Johns Hopkins University said it would eliminate more than 2,000 jobs after the administration of President Donald Trump terminated federal funds for thousands of international aid projects, including a program designed to help prevent HIV transmission in India and a clinical trial for diarrheal disease in Bangladesh.
The University, one of the most significant and prestigious scientific research institutions in the country, said in a statement on Thursday that it would eliminate 1,975 jobs at the international level and 247 in the United States as a result of cuts to the United States Agency for International Development. 78 additional employees based in the US and 29 international will be suspended.
“This is a difficult day for our entire community,” said the statement. “The termination of more than $ 800 million in USAID funds is now forcing us to reduce critical work here in Baltimore and internationally.”
Researchers leading some of the programs to be closed said the cuts could increase the risk of dangerous outbreaks. The changes will also have an economic impact on Baltimore because the university is Maryland’s largest private employer.
Around half of Johns Hopkins’ funds last year came from federal research dollars, according to a letter from Ron Daniels, president of the University.
It is one of several universities from all over the country that fire workers or implementing contracting freezing, since they consider scrings for sweep F to research and higher education of the Trump administration. Harvard University, the University of Pennsylvania and the University of Notre Dame have stopped hiring the Faculty.

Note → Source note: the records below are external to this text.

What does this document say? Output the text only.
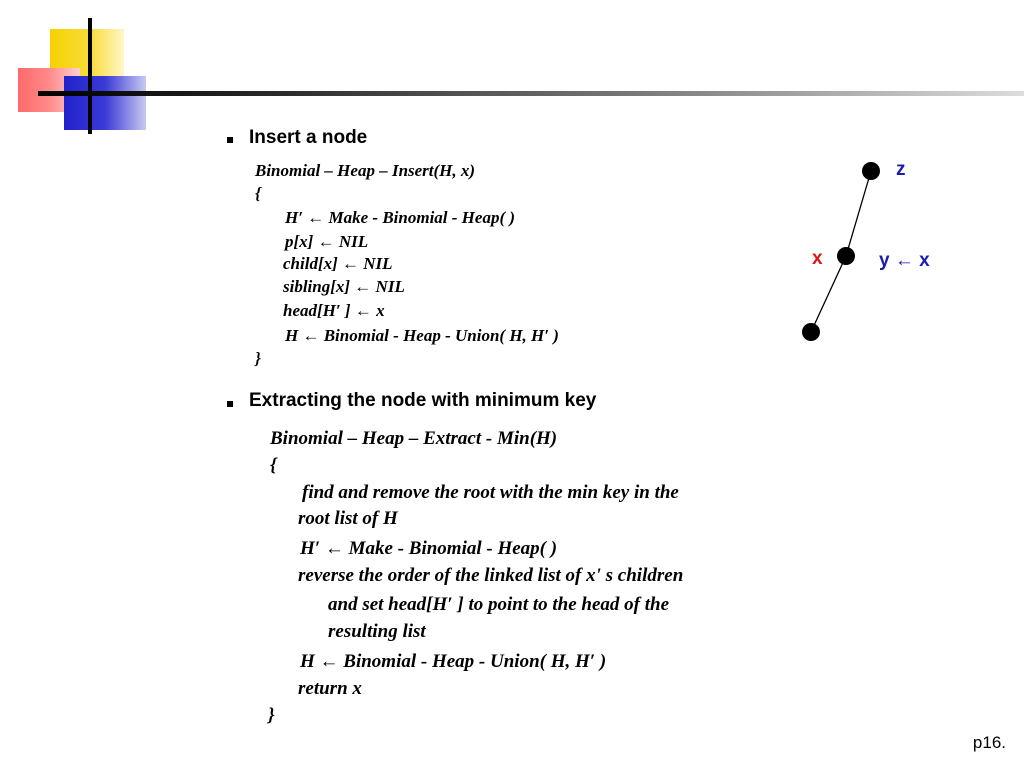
Insert a node
Binomial – Heap – Insert(H, x)
{
H′ ← Make - Binomial - Heap( )
p[x] ← NIL
child[x] ← NIL
sibling[x] ← NIL
head[H′ ] ← x
H ← Binomial - Heap - Union( H, H′ )
}
z
x	y ← x
Extracting the node with minimum key
Binomial – Heap – Extract - Min(H)
{
find and remove the root with the min key in the
root list of H
H′ ← Make - Binomial - Heap( )
reverse the order of the linked list of x' s children
and set head[H′ ] to point to the head of the
resulting list
H ← Binomial - Heap - Union( H, H′ )
return x
}
p16.
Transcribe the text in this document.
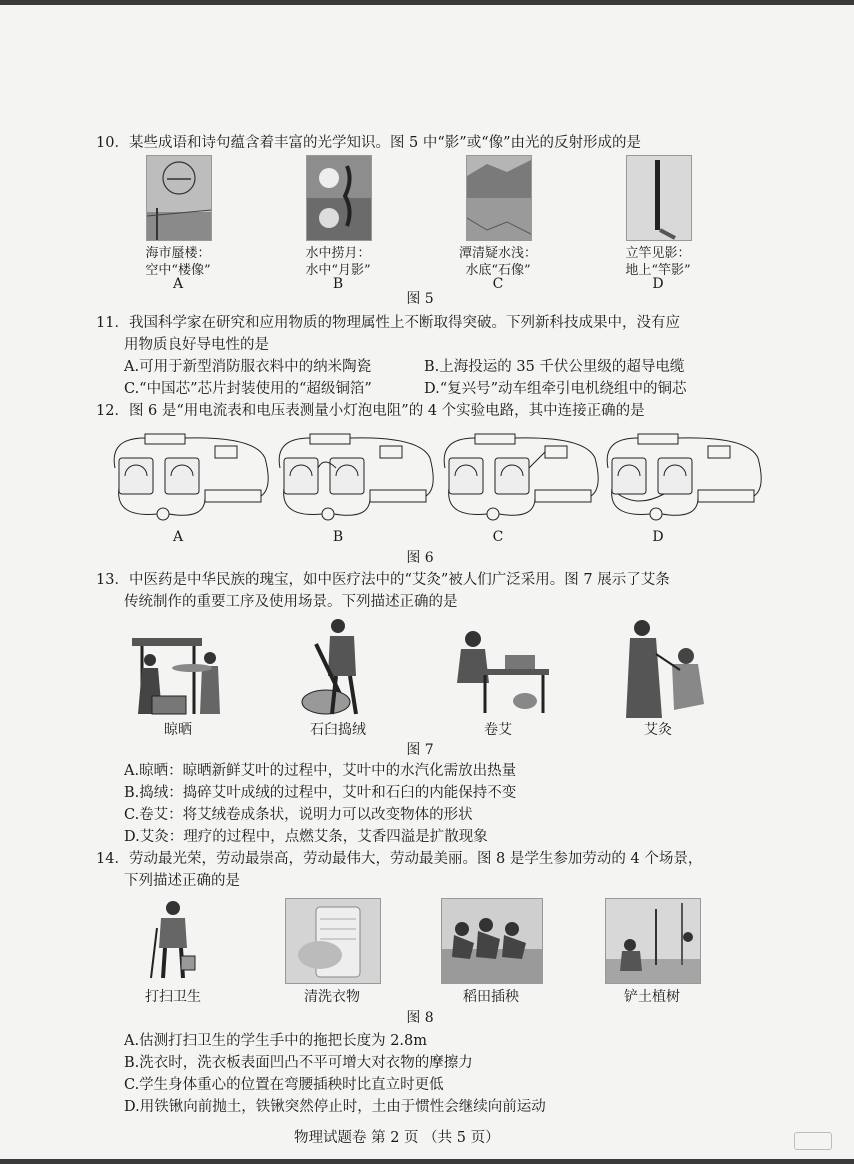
10．某些成语和诗句蕴含着丰富的光学知识。图 5 中“影”或“像”由光的反射形成的是
海市蜃楼：
空中“楼像”
水中捞月：
水中“月影”
潭清疑水浅：
水底“石像”
立竿见影：
地上“竿影”
A	B	C	D
图 5
11．我国科学家在研究和应用物质的物理属性上不断取得突破。下列新科技成果中，没有应
用物质良好导电性的是
A.可用于新型消防服衣料中的纳米陶瓷	B.上海投运的 35 千伏公里级的超导电缆
C.“中国芯”芯片封装使用的“超级铜箔”	D.“复兴号”动车组牵引电机绕组中的铜芯
12．图 6 是“用电流表和电压表测量小灯泡电阻”的 4 个实验电路，其中连接正确的是
A	B	C	D
图 6
13．中医药是中华民族的瑰宝，如中医疗法中的“艾灸”被人们广泛采用。图 7 展示了艾条
传统制作的重要工序及使用场景。下列描述正确的是
晾晒	石臼捣绒	卷艾	艾灸
图 7
A.晾晒：晾晒新鲜艾叶的过程中，艾叶中的水汽化需放出热量
B.捣绒：捣碎艾叶成绒的过程中，艾叶和石臼的内能保持不变
C.卷艾：将艾绒卷成条状，说明力可以改变物体的形状
D.艾灸：理疗的过程中，点燃艾条，艾香四溢是扩散现象
14．劳动最光荣，劳动最崇高，劳动最伟大，劳动最美丽。图 8 是学生参加劳动的 4 个场景，
下列描述正确的是
打扫卫生	清洗衣物	稻田插秧	铲土植树
图 8
A.估测打扫卫生的学生手中的拖把长度为 2.8m
B.洗衣时，洗衣板表面凹凸不平可增大对衣物的摩擦力
C.学生身体重心的位置在弯腰插秧时比直立时更低
D.用铁锹向前抛土，铁锹突然停止时，土由于惯性会继续向前运动
物理试题卷 第 2 页 （共 5 页）
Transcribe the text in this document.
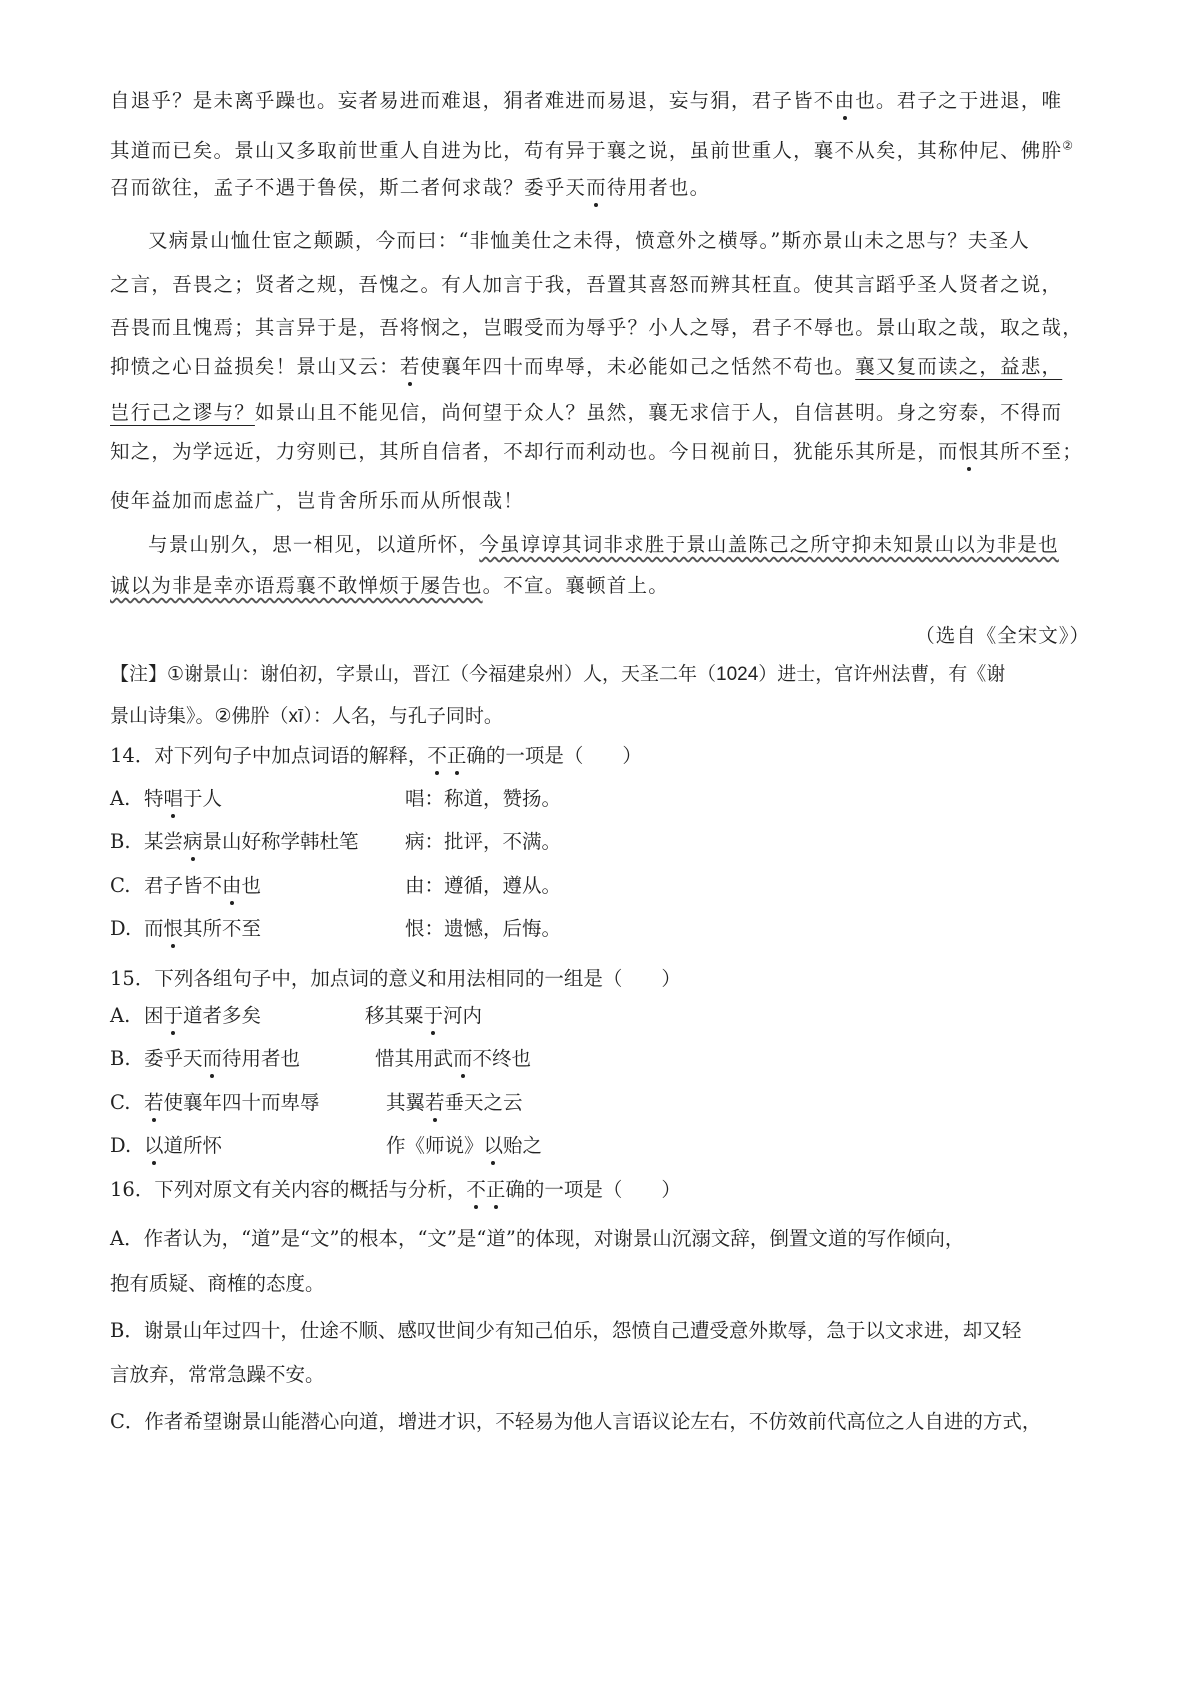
自退乎？是未离乎躁也。妄者易进而难退，狷者难进而易退，妄与狷，君子皆不由也。君子之于进退，唯
其道而已矣。景山又多取前世重人自进为比，苟有异于襄之说，虽前世重人，襄不从矣，其称仲尼、佛肸②
召而欲往，孟子不遇于鲁侯，斯二者何求哉？委乎天而待用者也。
又病景山恤仕宦之颠踬，今而曰：“非恤美仕之未得，愤意外之横辱。”斯亦景山未之思与？夫圣人
之言，吾畏之；贤者之规，吾愧之。有人加言于我，吾置其喜怒而辨其枉直。使其言蹈乎圣人贤者之说，
吾畏而且愧焉；其言异于是，吾将悯之，岂暇受而为辱乎？小人之辱，君子不辱也。景山取之哉，取之哉，
抑愤之心日益损矣！景山又云：若使襄年四十而卑辱，未必能如己之恬然不苟也。襄又复而读之，益悲，
岂行己之谬与？如景山且不能见信，尚何望于众人？虽然，襄无求信于人，自信甚明。身之穷泰，不得而
知之，为学远近，力穷则已，其所自信者，不却行而利动也。今日视前日，犹能乐其所是，而恨其所不至；
使年益加而虑益广，岂肯舍所乐而从所恨哉！
与景山别久，思一相见，以道所怀，今虽谆谆其词非求胜于景山盖陈己之所守抑未知景山以为非是也
诚以为非是幸亦语焉襄不敢惮烦于屡告也。不宣。襄顿首上。
（选自《全宋文》）
【注】①谢景山：谢伯初，字景山，晋江（今福建泉州）人，天圣二年（1024）进士，官许州法曹，有《谢
景山诗集》。②佛肸（xī）：人名，与孔子同时。
14．对下列句子中加点词语的解释，不正确的一项是（　　）
A. 特唱于人	唱：称道，赞扬。
B. 某尝病景山好称学韩杜笔 病：批评，不满。
C. 君子皆不由也	由：遵循，遵从。
D. 而恨其所不至	恨：遗憾，后悔。
15．下列各组句子中，加点词的意义和用法相同的一组是（　　）
A. 困于道者多矣	移其粟于河内
B. 委乎天而待用者也	惜其用武而不终也
C. 若使襄年四十而卑辱	其翼若垂天之云
D. 以道所怀	作《师说》以贻之
16．下列对原文有关内容的概括与分析，不正确的一项是（　　）
A．作者认为，“道”是“文”的根本，“文”是“道”的体现，对谢景山沉溺文辞，倒置文道的写作倾向，
抱有质疑、商榷的态度。
B．谢景山年过四十，仕途不顺、感叹世间少有知己伯乐，怨愤自己遭受意外欺辱，急于以文求进，却又轻
言放弃，常常急躁不安。
C．作者希望谢景山能潜心向道，增进才识，不轻易为他人言语议论左右，不仿效前代高位之人自进的方式，
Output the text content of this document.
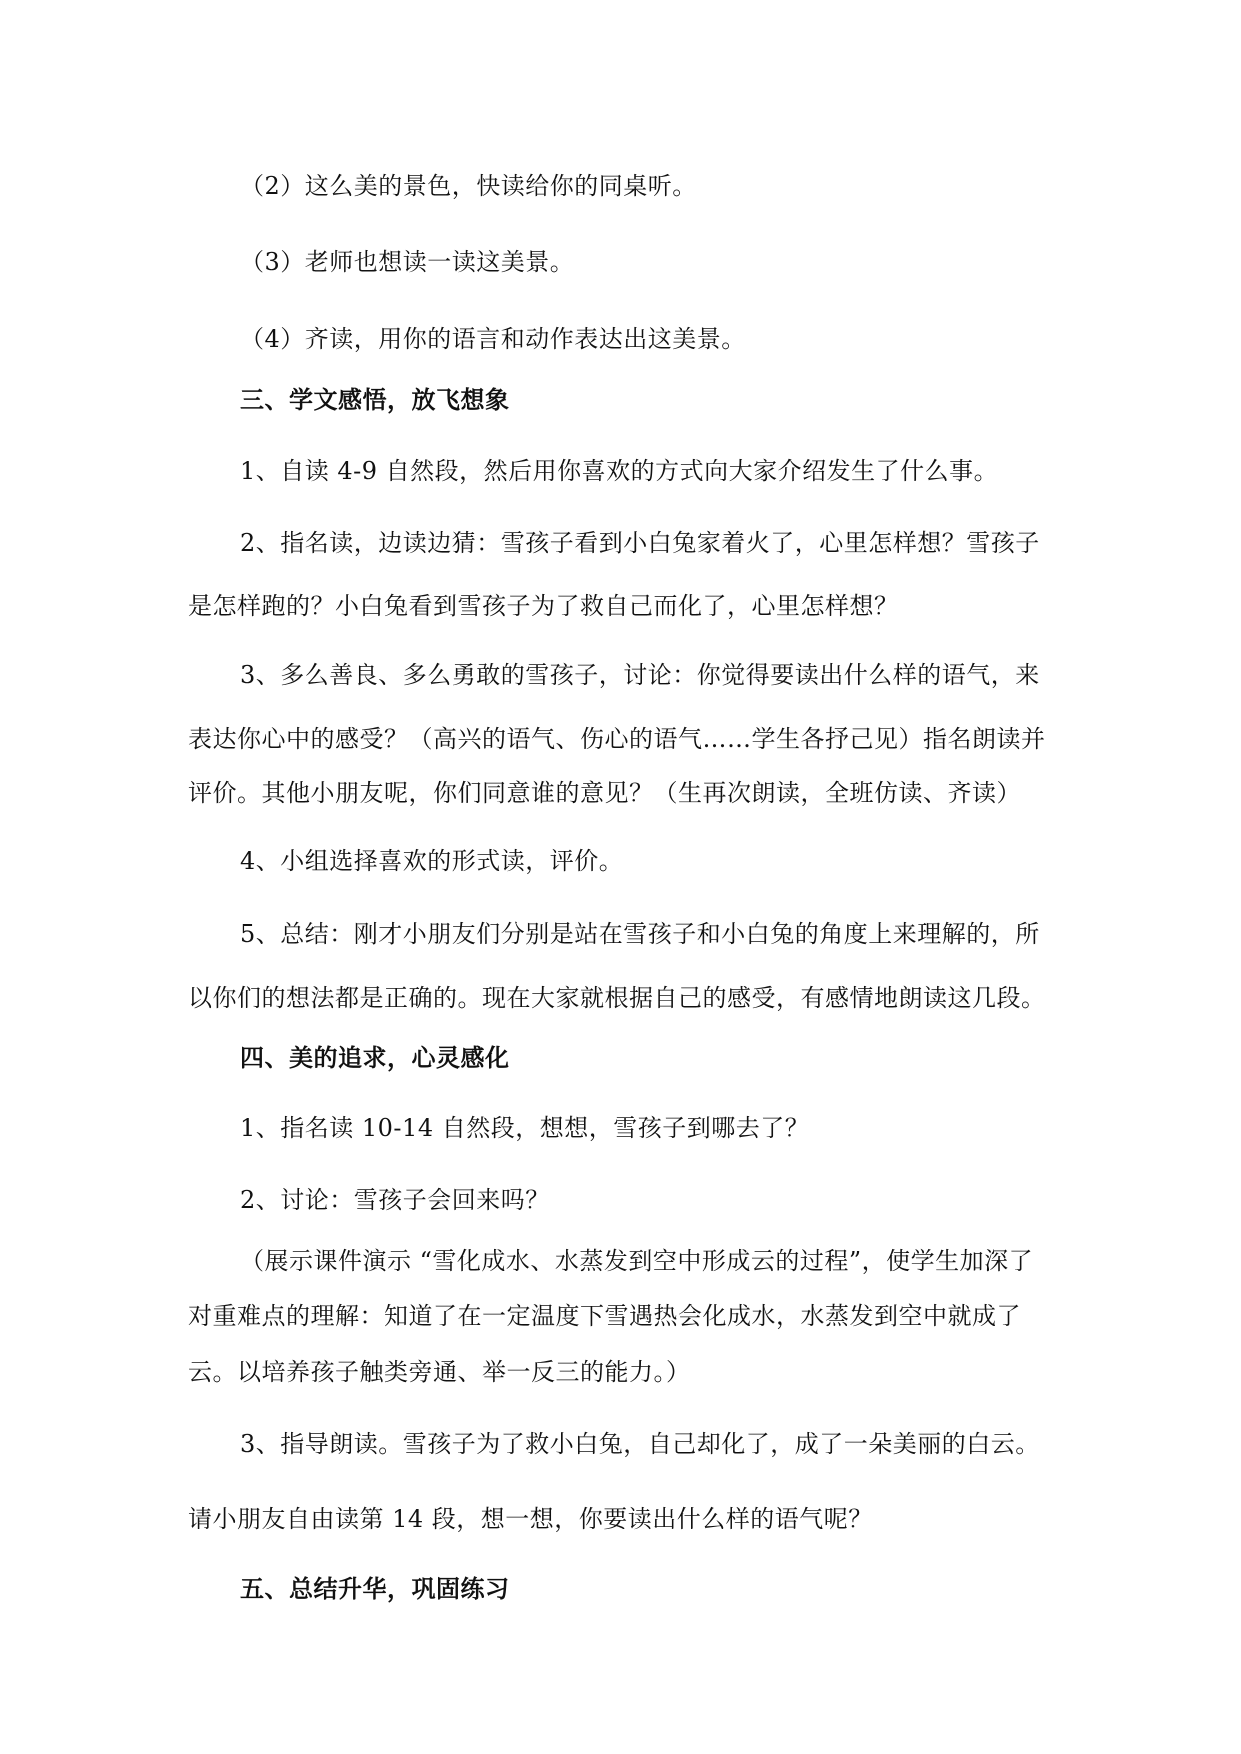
（2）这么美的景色，快读给你的同桌听。
（3）老师也想读一读这美景。
（4）齐读，用你的语言和动作表达出这美景。
三、学文感悟，放飞想象
1、自读 4-9 自然段，然后用你喜欢的方式向大家介绍发生了什么事。
2、指名读，边读边猜：雪孩子看到小白兔家着火了，心里怎样想？雪孩子
是怎样跑的？小白兔看到雪孩子为了救自己而化了，心里怎样想？
3、多么善良、多么勇敢的雪孩子，讨论：你觉得要读出什么样的语气，来
表达你心中的感受？（高兴的语气、伤心的语气……学生各抒己见）指名朗读并
评价。其他小朋友呢，你们同意谁的意见？（生再次朗读，全班仿读、齐读）
4、小组选择喜欢的形式读，评价。
5、总结：刚才小朋友们分别是站在雪孩子和小白兔的角度上来理解的，所
以你们的想法都是正确的。现在大家就根据自己的感受，有感情地朗读这几段。
四、美的追求，心灵感化
1、指名读 10-14 自然段，想想，雪孩子到哪去了？
2、讨论：雪孩子会回来吗？
（展示课件演示 “雪化成水、水蒸发到空中形成云的过程”，使学生加深了
对重难点的理解：知道了在一定温度下雪遇热会化成水，水蒸发到空中就成了
云。以培养孩子触类旁通、举一反三的能力。）
3、指导朗读。雪孩子为了救小白兔，自己却化了，成了一朵美丽的白云。
请小朋友自由读第 14 段，想一想，你要读出什么样的语气呢？
五、总结升华，巩固练习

In addition, the Trump administration canceled around $ 400 million in subsidies to Columbia University last week, citing the alleged harassment of Jewish students, as well as $ 30 million in funds for the University of Maine, after the state governor Chocó with Trump on transgender athletes in sports.
More than 50 universities are under investigation, since the Administration seeks to end the programs of diversity, equity and inclusion.
The White House defended the actions.
“President Trump is rationalizing federal agencies to eliminate Dei Dei Disproillars and making more funds available to scientific research, no less,” said the Undersecretary of the White House press, Anna Kelly. “It will support the policies of policies that reinforce our public health, they cut programs that do not align with the agenda that the American people gave them a mandate in November to implement and maintain the United States that the United States first.”
Johns Hopkins researchers said that the USAID cuts will have serious consequences for the communities where they had been working.
Dr. Sunil Solomon, an epidemiologist who helped lead a HIV detection and prevention research program in India called Accelerate, said the program provided HIV tests to almost 120,000 people and diagnosed almost 20,000 cases since it began in April 2019. The program was also helping to deliver medications and improve the treatment for approximately 8,000 children with HIV.
The program was scheduled to receive around $ 50 million in total USAID funds until the end of 2026, said Salomon, and had used a little more than $ 36 million so far.
Salomon said there would be more HIV transmission in India, more children with HIV who will not receive timely attention and less people diagnosed as a result of the closure of their program.
“There will definitely be many lost lives of this program of the entire global pause and the termination of the USAID awards,” Solomon said. “You will not see what happens tomorrow or the next day, but these impacts will be seen six months after the children have stopped taking their medications, their immune system begins to deteriorate, they begin to collect new infections.”
Salomon said that Cutting Accelerate would force the layoffs of almost 600 people, including four Johns Hopkins employees in the United States and 14 in India, along with hundreds of subcontractors in India.
Dr. Judd Walsson, a doctor of infectious diseases and president of the International Health Department of Johns Hopkins, said that other programs had been closed or reduced similarly.
These include a tuberculosis research program and a clinical trial in Bangladesh designed to reduce sprouts of cholera and other diarrheal diseases, he said.
“People enrolled in that study. We had to stop all the activities despite that job in progress, ”said Walsson.
He added that the cuts could put residents with a higher risk of infectious diseases.
“In many ways, USAID financing has provided a mechanism for us to have eyes on the ground of what is happening worldwide in relation to the disease,” Walsson said. “We are on a plane trip of the propagation of very significant diseases in our country, and this decision to finish all these programs will have important consequences for global health safety.”
Meanwhile, in Baltimore, economic effects could cheat. Johns Hopkins paid around $ 5 billion in salaries in Maryland in fiscal year 2022 and used almost 56,500 people in the state, according to university estimates. Johns Hopkins said he was responsible for more than $ 15 billion in economic impacts in Maryland during that time.
Other pending cuts from the Trump administration could further threaten Johns Hopkins. Last month, the Administration tried to limit payments of the National Institutes of Health to Universities for research subsidies limiting indirect costs, which cover things such as public services and construction operations, 15%.
The policy was challenged in court, even in a case where the university is a plaintiff. Earlier this month, a judge put the administration plan on hold.
In a legal presentation, Johns Hopkins said he received more than $ 1 billion in NIH subsidies funds in fiscal year 2024. Reducing payments for indirect costs could leave university in the hook for an estimated $ 200 million, the presentation said.